Is it for money? Heavens no. Money rains far easier in other places than in the world of art.
So why do we do it? This crazy dance. Why don’t we just take an easier, more prosperous path – like any sane person would do?
The answer is simple. We are not sane.
We hear voices.
“Maybe like this!” the voices sing as they gently push my head to the side. And I see something new that was always there.
They’re whispers of truth, and no matter how hard you try not to hear; no matter how long you pretend the world is just the way your teachers taught you -- it never works. You still see the world differently. And those gentle voices never stop.
I can feel them now! On my shoulder touching me.
“You know,” they breathe warmly in my ear. “It’s really more like this . . .” and they switch the shadows and light around.

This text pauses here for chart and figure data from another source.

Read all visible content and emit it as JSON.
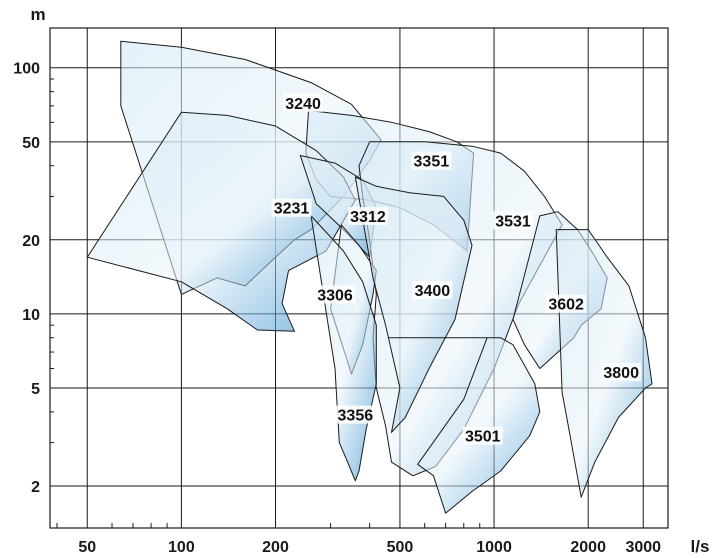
{
  "chart_data": {
    "type": "area",
    "title": "",
    "xlabel": "l/s",
    "ylabel": "m",
    "xscale": "log",
    "yscale": "log",
    "xlim": [
      38,
      3600
    ],
    "ylim": [
      1.35,
      145
    ],
    "grid": true,
    "x_ticks": [
      50,
      100,
      200,
      500,
      1000,
      2000,
      3000
    ],
    "x_tick_labels": [
      "50",
      "100",
      "200",
      "500",
      "1000",
      "2000",
      "3000"
    ],
    "y_ticks": [
      2,
      5,
      10,
      20,
      50,
      100
    ],
    "y_tick_labels": [
      "2",
      "5",
      "10",
      "20",
      "50",
      "100"
    ],
    "colors": {
      "fill_light": "#cde6f3",
      "fill_mid": "#eaf4fa",
      "fill_dark": "#0b7ac8",
      "outline": "#1a1a1a",
      "grid": "#1a1a1a"
    },
    "regions": [
      {
        "name": "3240",
        "label_at": [
          245,
          72
        ],
        "outline": [
          [
            64,
            128
          ],
          [
            100,
            121
          ],
          [
            160,
            108
          ],
          [
            260,
            87
          ],
          [
            350,
            71
          ],
          [
            435,
            51
          ],
          [
            400,
            42
          ],
          [
            330,
            30
          ],
          [
            260,
            22
          ],
          [
            230,
            20
          ],
          [
            190,
            16
          ],
          [
            160,
            13
          ],
          [
            130,
            14
          ],
          [
            100,
            12
          ],
          [
            64,
            70
          ]
        ]
      },
      {
        "name": "3351",
        "label_at": [
          630,
          42
        ],
        "outline": [
          [
            255,
            67
          ],
          [
            350,
            64
          ],
          [
            470,
            60
          ],
          [
            620,
            55
          ],
          [
            760,
            50
          ],
          [
            860,
            45
          ],
          [
            820,
            18
          ],
          [
            640,
            23
          ],
          [
            500,
            27
          ],
          [
            400,
            29
          ],
          [
            300,
            30
          ],
          [
            270,
            35
          ],
          [
            250,
            45
          ]
        ]
      },
      {
        "name": "3231",
        "label_at": [
          225,
          27
        ],
        "outline": [
          [
            100,
            66
          ],
          [
            140,
            64
          ],
          [
            200,
            58
          ],
          [
            270,
            46
          ],
          [
            330,
            36
          ],
          [
            360,
            29
          ],
          [
            290,
            18
          ],
          [
            220,
            15
          ],
          [
            210,
            11
          ],
          [
            230,
            8.5
          ],
          [
            175,
            8.6
          ],
          [
            140,
            10.5
          ],
          [
            100,
            13.5
          ],
          [
            50,
            17
          ]
        ]
      },
      {
        "name": "3312",
        "label_at": [
          395,
          25
        ],
        "outline": [
          [
            240,
            44
          ],
          [
            310,
            41
          ],
          [
            380,
            35
          ],
          [
            420,
            27
          ],
          [
            400,
            17
          ],
          [
            330,
            22
          ],
          [
            270,
            28
          ]
        ]
      },
      {
        "name": "3531",
        "label_at": [
          1150,
          24
        ],
        "outline": [
          [
            400,
            50
          ],
          [
            600,
            50
          ],
          [
            850,
            48
          ],
          [
            1050,
            45
          ],
          [
            1250,
            38
          ],
          [
            1450,
            30
          ],
          [
            1650,
            23
          ],
          [
            1200,
            11
          ],
          [
            1000,
            6
          ],
          [
            800,
            3.4
          ],
          [
            650,
            2.4
          ],
          [
            550,
            2.2
          ],
          [
            470,
            2.5
          ],
          [
            450,
            3.5
          ],
          [
            420,
            5
          ],
          [
            410,
            8
          ],
          [
            420,
            12
          ],
          [
            400,
            20
          ],
          [
            380,
            30
          ],
          [
            370,
            40
          ]
        ]
      },
      {
        "name": "3306",
        "label_at": [
          310,
          12
        ],
        "outline": [
          [
            325,
            23
          ],
          [
            370,
            19
          ],
          [
            420,
            15
          ],
          [
            410,
            12
          ],
          [
            380,
            7.5
          ],
          [
            350,
            5.7
          ],
          [
            300,
            10.5
          ]
        ]
      },
      {
        "name": "3400",
        "label_at": [
          635,
          12.5
        ],
        "outline": [
          [
            360,
            36
          ],
          [
            420,
            33
          ],
          [
            540,
            31
          ],
          [
            690,
            30
          ],
          [
            800,
            24
          ],
          [
            850,
            19
          ],
          [
            750,
            9.5
          ],
          [
            620,
            6
          ],
          [
            520,
            3.8
          ],
          [
            470,
            3.3
          ],
          [
            500,
            5
          ],
          [
            450,
            9
          ],
          [
            410,
            14
          ]
        ]
      },
      {
        "name": "3602",
        "label_at": [
          1700,
          11
        ],
        "outline": [
          [
            1400,
            25
          ],
          [
            1600,
            26
          ],
          [
            1850,
            22
          ],
          [
            2050,
            18
          ],
          [
            2300,
            14
          ],
          [
            2200,
            10.5
          ],
          [
            1900,
            9
          ],
          [
            1800,
            8
          ],
          [
            1400,
            6
          ],
          [
            1250,
            7.5
          ],
          [
            1150,
            9.5
          ]
        ]
      },
      {
        "name": "3800",
        "label_at": [
          2550,
          5.8
        ],
        "outline": [
          [
            1580,
            22
          ],
          [
            2000,
            22
          ],
          [
            2300,
            17
          ],
          [
            2700,
            13
          ],
          [
            3050,
            8
          ],
          [
            3200,
            5.2
          ],
          [
            3050,
            5
          ],
          [
            2500,
            3.8
          ],
          [
            2100,
            2.5
          ],
          [
            1900,
            1.8
          ],
          [
            1750,
            3.2
          ],
          [
            1650,
            4.8
          ]
        ]
      },
      {
        "name": "3356",
        "label_at": [
          360,
          3.9
        ],
        "outline": [
          [
            260,
            25
          ],
          [
            330,
            18
          ],
          [
            380,
            13.5
          ],
          [
            420,
            9
          ],
          [
            420,
            5.2
          ],
          [
            390,
            3.4
          ],
          [
            370,
            2.3
          ],
          [
            360,
            2.1
          ],
          [
            340,
            2.5
          ],
          [
            320,
            3
          ],
          [
            310,
            6
          ]
        ]
      },
      {
        "name": "3501",
        "label_at": [
          920,
          3.2
        ],
        "outline": [
          [
            460,
            8
          ],
          [
            600,
            8
          ],
          [
            850,
            8
          ],
          [
            1050,
            8
          ],
          [
            1150,
            7.5
          ],
          [
            1350,
            5.2
          ],
          [
            1400,
            4
          ],
          [
            1300,
            3.2
          ],
          [
            1050,
            2.3
          ],
          [
            850,
            1.9
          ],
          [
            700,
            1.55
          ],
          [
            640,
            2.2
          ],
          [
            570,
            2.45
          ],
          [
            800,
            4.5
          ],
          [
            950,
            8
          ]
        ]
      }
    ]
  }
}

“I know” I murmur back, and I tilt my head to see a little more.
I had suits and thick books that people lived their lives by. And when they’d stray from the rules I’d push them back between the lines. For this I got money, and emptiness, and more money to live with the emptiness.
“Not this . . .” they gently sang tugging at my suit and turning me in another direction.
I tried ignoring them. I’d reach for the books and read out loud. “These Rules!” I’d say grasping at pages. But I could hear them laughing. “No . . . it’s over there,” they whispered, pointing me away.
“Enough!” I screamed and I tore pages from the book. I flung them to the table and I cut and drew and twisted those pages . . . into a feeling. And the voices sang louder, clearer.
So here I am now. No suit, no books.
They call me “artist” and I smile without speaking. Because inside I know I’m just someone with voices. Urging me on.
“Yes . . . more like that,” they sing. “More like that . . .” as I listen, and draw.